After 50 Years, Cameron Village Still Swings
Posted October 12, 1999 7:00 a.m. EDT
RALEIGH — Some growth experts say designing communities with a neighborhood-friendly mix of stores and offices will help stop urban sprawl. Developer J. Willie York had the same idea in 1949 when he designed Raleigh's Cameron Village.
"My dad, I remember him taking me out here and riding me through when it was just woods, and I remember part of it being built," says Smedes York, whose father liked the idea of building a collection of stores and offices surrounded by new homes and apartments.
"He says that one of the city council people who, at that time, said, well, that he didn't mind if we had a service station and perhaps one other store. In other words, they didn't quite get the concept, but it was a revolutionary concept."
"At that time, there were no malls," York says. "The idea was for storefront parking, free parking, common management, you know, a uniform look and common promotion."
Cameron Village began to attract a lot of shoppers that had been spending their money downtown. Eventually, several downtown stores followed the shoppers to Cameron Village.
"We moved down here when the city of Raleigh took it upon itself to tear up Fayetteville Street and put the mall in place, which promptly destroyed business all up and down the street," says Frank Ragsdale, owner of Jolly's Jewelers. "There was no place for anybody to park."
When the new malls were built beyond the beltline, shoppers gave up parking convenience for big department stores and familiar franchise chains.

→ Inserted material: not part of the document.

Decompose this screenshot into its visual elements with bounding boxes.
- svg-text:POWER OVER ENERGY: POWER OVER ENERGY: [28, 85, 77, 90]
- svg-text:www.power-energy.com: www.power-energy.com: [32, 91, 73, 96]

The malls forced Cameron Village to change its look and focus on small specialty stores to generate new interest.
"I think that in the 70s and 80s, maybe, the move was to 'Bigger is better.' But I think people now want to come back to a more human scale, a more pedestrian scale," York says. "Cameron Village is right in touch with that trend."
City planners are looking to the center's success as a model of smart development and an antidote to commuter traffic snarls and isolated neighborhoods.
"My dad is a visionary," York says. "He's a visionary today and was a visionary 50 years ago. And he has done a project here that has stood the test of time."
Cameron Village is celebrating its 50th anniversary on Saturday night from 6 - 10 p.m. Bands will be playing swing music, the sound that was popular when Cameron Village was built.